How to Convert Speech to Text for FREE Using Whisper AI & Google Colab (Step-by-Step Tutorial)

3 min read 7 hours ago
Published on Dec 23, 2024 This response is partially generated with the help of AI. It may contain inaccuracies.

Table of Contents

Introduction

This tutorial will guide you through the process of converting speech to text for free using OpenAI's Whisper AI and Google Colab. You will learn how to transcribe audio and video files accurately without needing to download any software locally. This step-by-step guide is perfect for anyone looking to transcribe podcasts, interviews, or YouTube videos without prior coding experience.

Step 1: Setting Up Google Colab

  • Open your web browser and navigate to Google Colab.
  • Sign in with your Google account if prompted.
  • Start a new notebook by clicking on "File" and then "New Notebook."

Step 2: Choosing Runtime Options

  • In the Colab menu, go to "Runtime."
  • Select "Change runtime type."
  • Choose either CPU or GPU:
    • CPU is sufficient for smaller files.
    • GPU is recommended for larger files for faster processing.

Step 3: Installing Required Packages

  • In a new code cell, enter the following commands to install Whisper AI and FFmpeg:
!pip install git+https://github.com/openai/whisper.git 
!apt install ffmpeg
  • Run the cell by clicking the play button.

Step 4: Uploading Audio or Video Files

  • Use the following code to upload your files:
from google.colab import files
uploaded = files.upload()
  • Click on the "Choose Files" button that appears and select the audio or video files you want to transcribe.

Step 5: Selecting the Whisper Model

  • Choose the appropriate Whisper model based on your needs:

    • Base: Good for quick transcriptions.
    • Large: Best for high accuracy but requires more resources.
  • You can load a model with the following code:

import whisper

model = whisper.load_model("base")  # change "base" to "large" if needed

Step 6: Running the Transcription

  • Use the following code to transcribe your uploaded files:
result = model.transcribe("your_audio_file.mp3")  # replace with your file name
print(result["text"])

Step 7: Understanding File Outputs

  • The output will display the transcribed text in the console.
  • You can save the transcript to a text file with this code:
with open("transcription.txt", "w") as f:
    f.write(result["text"])

Step 8: Avoiding File Loss

  • Google Colab sessions can reset, leading to loss of files and transcriptions.
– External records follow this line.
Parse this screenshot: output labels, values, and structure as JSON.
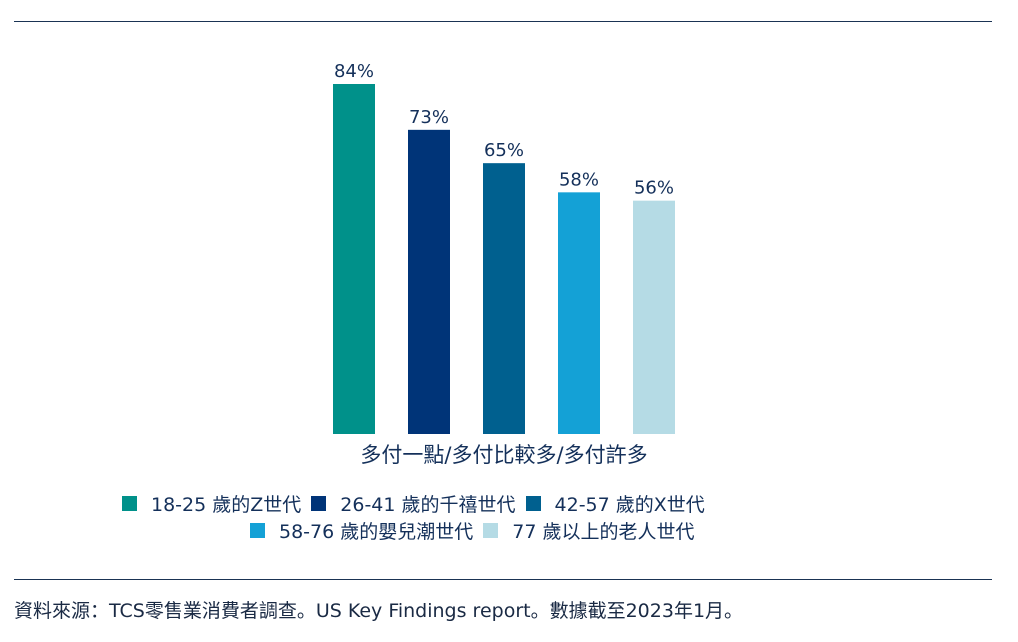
{
  "chart_data": {
    "type": "bar",
    "categories": [
      "多付一點/多付比較多/多付許多"
    ],
    "series": [
      {
        "name": "18-25 歲的Z世代",
        "values": [
          84
        ],
        "label": "84%",
        "color": "#00918a"
      },
      {
        "name": "26-41 歲的千禧世代",
        "values": [
          73
        ],
        "label": "73%",
        "color": "#003478"
      },
      {
        "name": "42-57 歲的X世代",
        "values": [
          65
        ],
        "label": "65%",
        "color": "#00608f"
      },
      {
        "name": "58-76 歲的嬰兒潮世代",
        "values": [
          58
        ],
        "label": "58%",
        "color": "#14a1d6"
      },
      {
        "name": "77 歲以上的老人世代",
        "values": [
          56
        ],
        "label": "56%",
        "color": "#b5dbe5"
      }
    ],
    "ylim": [
      0,
      84
    ],
    "grid": false,
    "legend_position": "bottom"
  },
  "source_note": "資料來源：TCS零售業消費者調查。US Key Findings report。數據截至2023年1月。"
}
To avoid this:
    • Download your transcription file by using the following code:
files.download("transcription.txt")
  • Regularly save your work and download important files during the session.

Conclusion

You’ve successfully learned how to convert speech to text using Whisper AI on Google Colab. Remember to choose the right model for your needs and save your files frequently to avoid losing your work. Now you can transcribe your audio and video files with ease, making it a useful tool for various applications like content creation and research. Happy transcribing!